De pronto estaba quién sabe en dónde en Estados Unidos, en un coro dirigido por el Padre Francis. Todo el mundo se sabía la canción menos yo. Aparecía una monja gringa gorda que me quería mucho no sé por qué. Se parecía a mi abuela paterna. Tenía el pelo muy corto, que mojado se veía medio punk. Yo pensaba que algún día me cortaría el pelo así de corto así luego resultara viéndome igualita a mi abuelita. Cantábamos juntas, creo que una de los Beatles. Yo hacía la voz baja (como siempre). Mi mamá aparecía de la nada y me regalaba un montón de marcadores Crayola; yo me sentía como si hubiera regresado a la infancia. Tenían tapas raras y doble punta y había que taparlos porque venían destapados. Sostenía en la mano uno verde biche: era casi igual a los marcadores Prismacolor que me compré con mis ahorros cuando tenía 8 años.

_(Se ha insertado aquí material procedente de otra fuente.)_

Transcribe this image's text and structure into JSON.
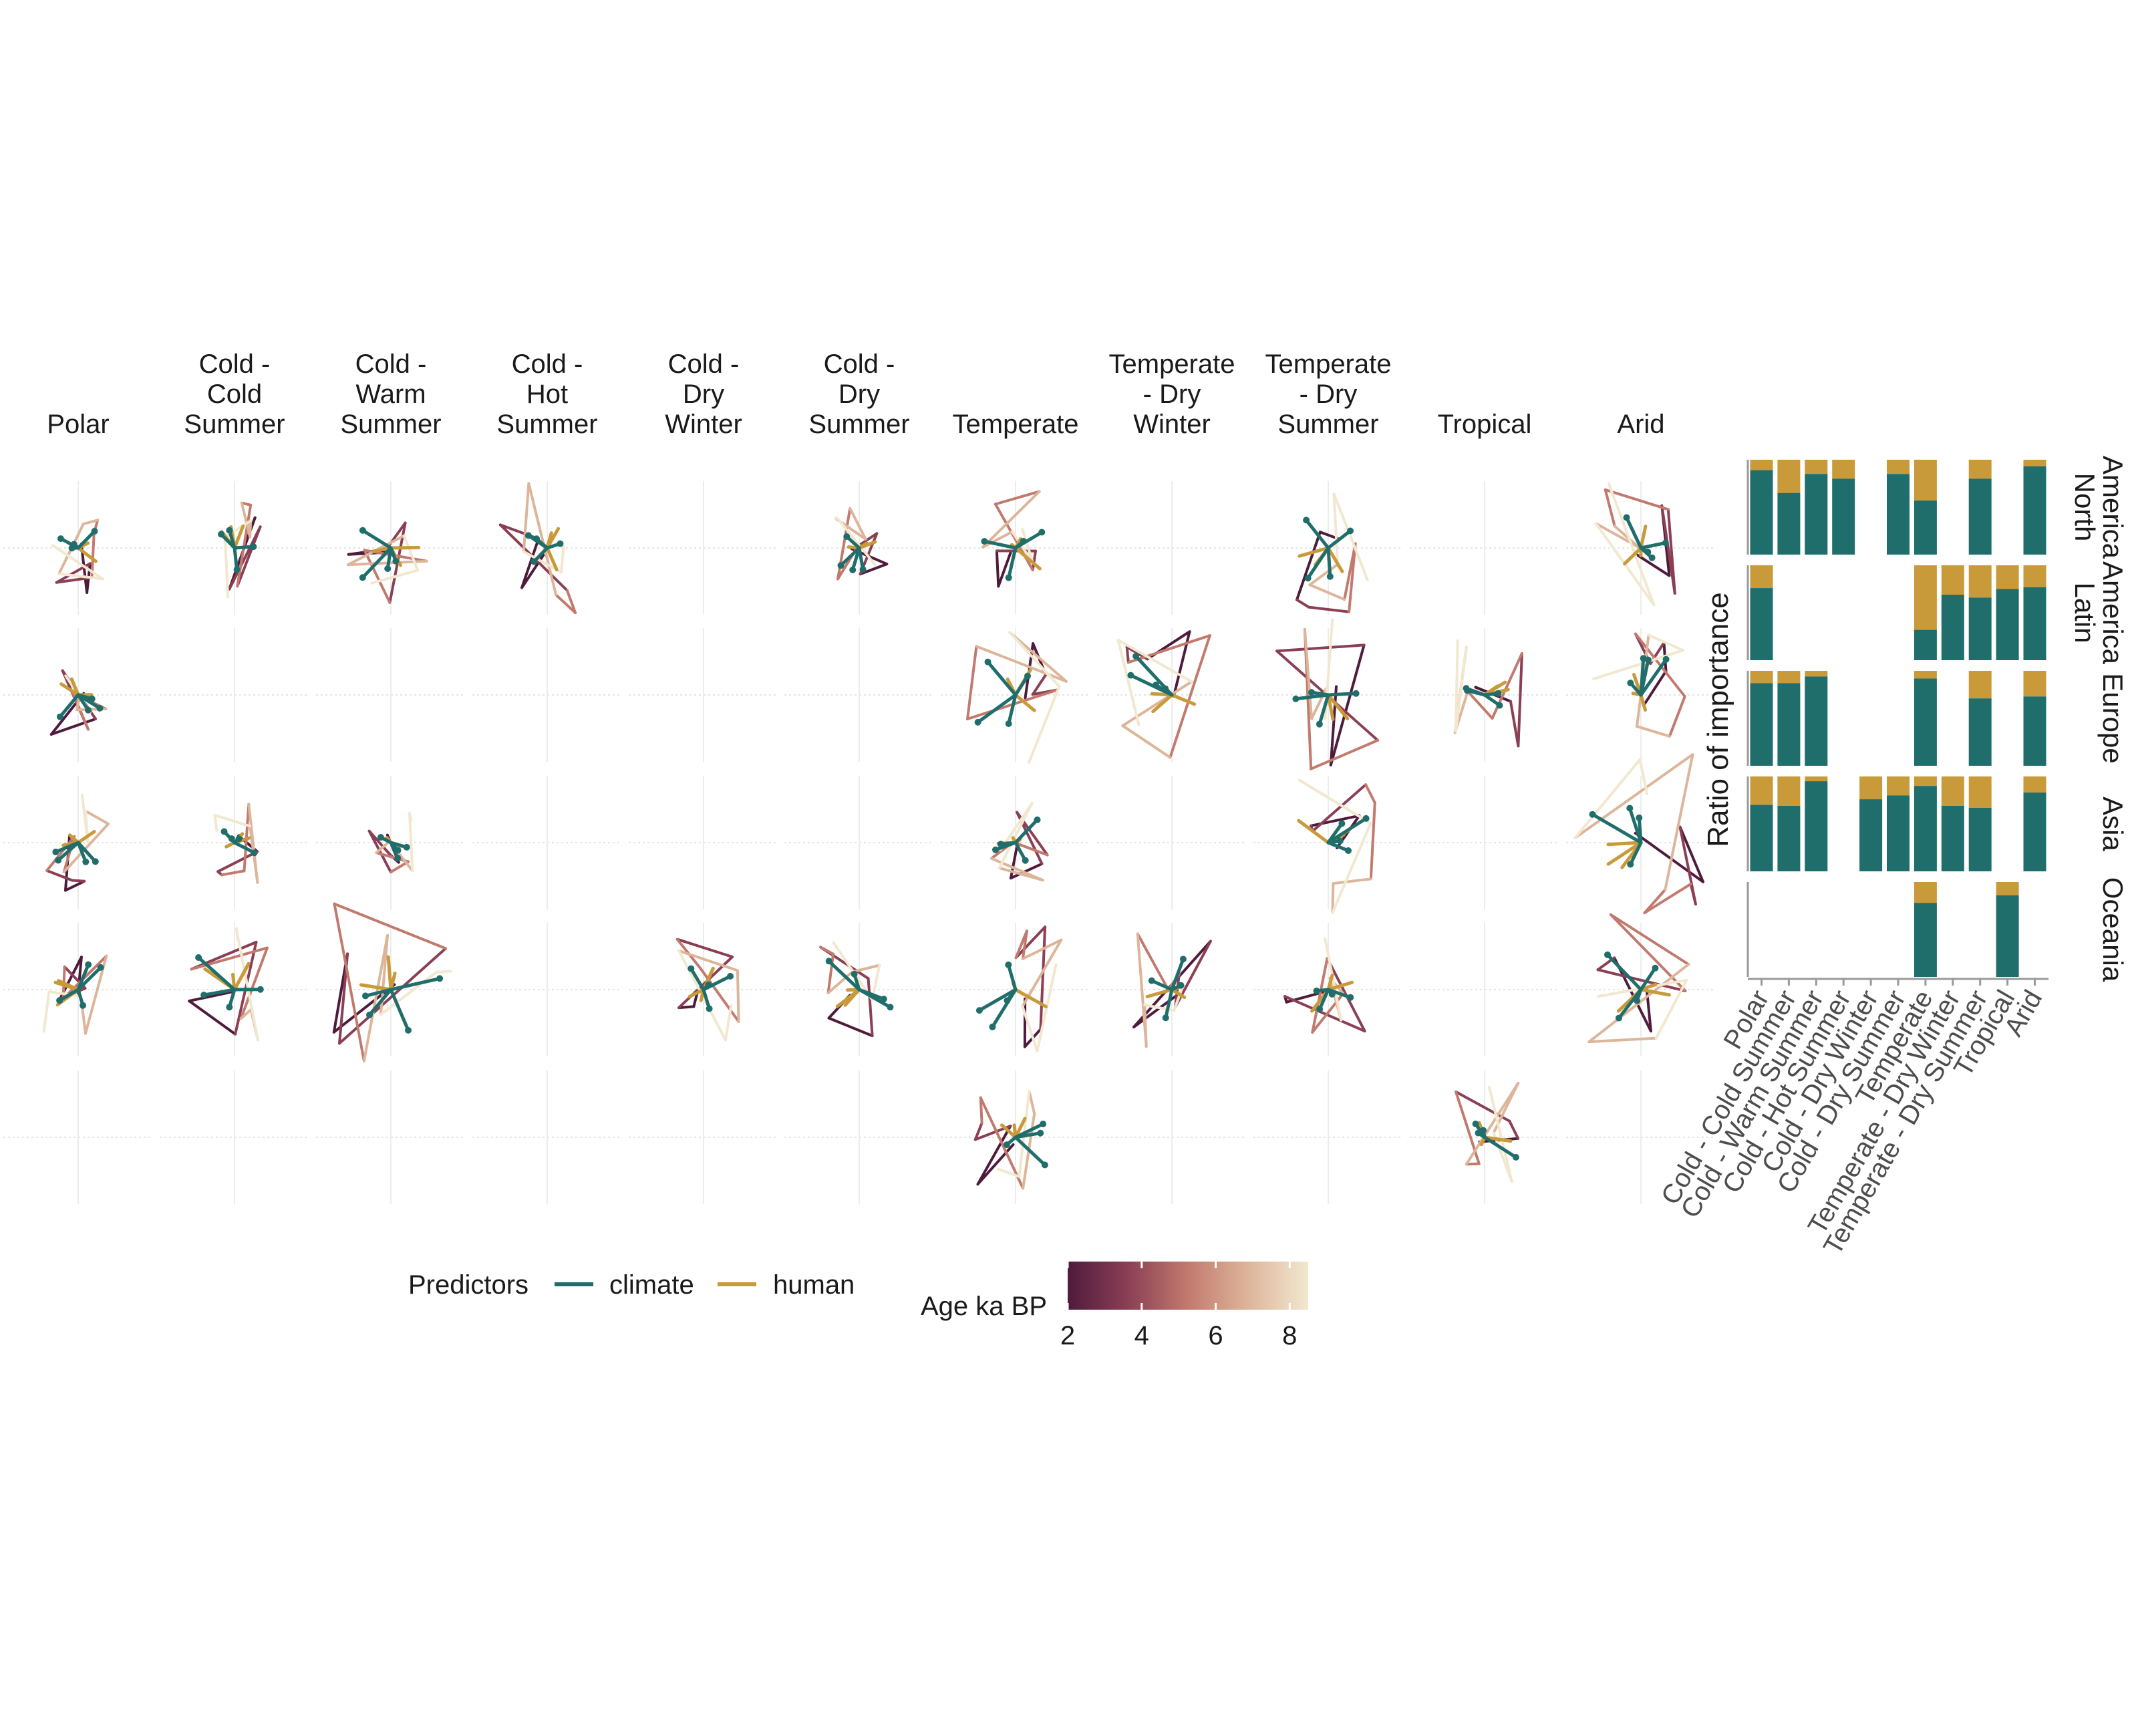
{
  "chart_data": [
    {
      "type": "line",
      "description_of_facets": "trajectories of climate (teal) and human (gold) predictor effects over time, one facet per region x climate zone",
      "columns": [
        "Polar",
        "Cold - Cold Summer",
        "Cold - Warm Summer",
        "Cold - Hot Summer",
        "Cold - Dry Winter",
        "Cold - Dry Summer",
        "Temperate",
        "Temperate - Dry Winter",
        "Temperate - Dry Summer",
        "Tropical",
        "Arid"
      ],
      "column_titles": [
        [
          "Polar"
        ],
        [
          "Cold -",
          "Cold",
          "Summer"
        ],
        [
          "Cold -",
          "Warm",
          "Summer"
        ],
        [
          "Cold -",
          "Hot",
          "Summer"
        ],
        [
          "Cold -",
          "Dry",
          "Winter"
        ],
        [
          "Cold -",
          "Dry",
          "Summer"
        ],
        [
          "Temperate"
        ],
        [
          "Temperate",
          "- Dry",
          "Winter"
        ],
        [
          "Temperate",
          "- Dry",
          "Summer"
        ],
        [
          "Tropical"
        ],
        [
          "Arid"
        ]
      ],
      "rows": [
        "North America",
        "Latin America",
        "Europe",
        "Asia",
        "Oceania"
      ],
      "legend": {
        "predictors_title": "Predictors",
        "predictors": [
          {
            "name": "climate",
            "color": "#1f6e6b"
          },
          {
            "name": "human",
            "color": "#c99a3a"
          }
        ],
        "age_title": "Age ka BP",
        "age_range": [
          2,
          8.5
        ],
        "age_ticks": [
          "2",
          "4",
          "6",
          "8"
        ],
        "age_colors": [
          "#4f1b3c",
          "#8a3f55",
          "#c27a6e",
          "#ddb59a",
          "#f2e8d0"
        ]
      },
      "present": [
        [
          1,
          1,
          1,
          1,
          0,
          1,
          1,
          0,
          1,
          0,
          1
        ],
        [
          1,
          0,
          0,
          0,
          0,
          0,
          1,
          1,
          1,
          1,
          1
        ],
        [
          1,
          1,
          1,
          0,
          0,
          0,
          1,
          0,
          1,
          0,
          1
        ],
        [
          1,
          1,
          1,
          0,
          1,
          1,
          1,
          1,
          1,
          0,
          1
        ],
        [
          0,
          0,
          0,
          0,
          0,
          0,
          1,
          0,
          0,
          1,
          0
        ]
      ],
      "amplitude": [
        [
          0.9,
          1.1,
          1.2,
          1.3,
          0,
          0.8,
          1.2,
          0,
          1.3,
          0,
          1.4
        ],
        [
          0.8,
          0,
          0,
          0,
          0,
          0,
          1.4,
          1.5,
          1.6,
          1.1,
          1.3
        ],
        [
          1.0,
          0.8,
          0.6,
          0,
          0,
          0,
          0.9,
          0,
          1.5,
          0,
          1.8
        ],
        [
          1.0,
          1.3,
          1.8,
          0,
          1.1,
          1.1,
          1.4,
          1.2,
          1.2,
          0,
          1.5
        ],
        [
          0,
          0,
          0,
          0,
          0,
          0,
          1.1,
          0,
          0,
          1.2,
          0
        ]
      ]
    },
    {
      "type": "bar",
      "ylabel": "Ratio of importance",
      "categories": [
        "Polar",
        "Cold - Cold Summer",
        "Cold - Warm Summer",
        "Cold - Hot Summer",
        "Cold - Dry Winter",
        "Cold - Dry Summer",
        "Temperate",
        "Temperate - Dry Winter",
        "Temperate - Dry Summer",
        "Tropical",
        "Arid"
      ],
      "series_colors": {
        "climate": "#1f6e6b",
        "human": "#c99a3a"
      },
      "regions": [
        {
          "name_lines": [
            "North",
            "America"
          ],
          "climate": [
            0.89,
            0.65,
            0.85,
            0.8,
            null,
            0.85,
            0.57,
            null,
            0.8,
            null,
            0.93
          ]
        },
        {
          "name_lines": [
            "Latin",
            "America"
          ],
          "climate": [
            0.76,
            null,
            null,
            null,
            null,
            null,
            0.32,
            0.69,
            0.66,
            0.75,
            0.77
          ]
        },
        {
          "name_lines": [
            "Europe"
          ],
          "climate": [
            0.87,
            0.87,
            0.94,
            null,
            null,
            null,
            0.92,
            null,
            0.71,
            null,
            0.73
          ]
        },
        {
          "name_lines": [
            "Asia"
          ],
          "climate": [
            0.7,
            0.69,
            0.95,
            null,
            0.76,
            0.8,
            0.9,
            0.69,
            0.67,
            null,
            0.83
          ]
        },
        {
          "name_lines": [
            "Oceania"
          ],
          "climate": [
            null,
            null,
            null,
            null,
            null,
            null,
            0.78,
            null,
            null,
            0.86,
            null
          ]
        }
      ]
    }
  ]
}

Vivía en casa de mi tía y tenía un vecino muy bonito que estaba enamorado de mí. Me instaba a que saltara de un balcón para irme con él pero me daba miedo ir a partirme un pie o algo así. Asomada al balcón evaluaba las paredes para bajarme poco a poco. Aparecía mi papá y yo cancelaba la idea de saltar pero quería darme muchos besos con este personaje. De repente estaba rescatando un montón de aretes de un hueco. No sé a quién habían pertenecido, yo tenía la sensación de que eran míos, pero otras personas los estaban reclamando como una especie de herencia. En algún punto alguien me decía que yo tenía acento chileno.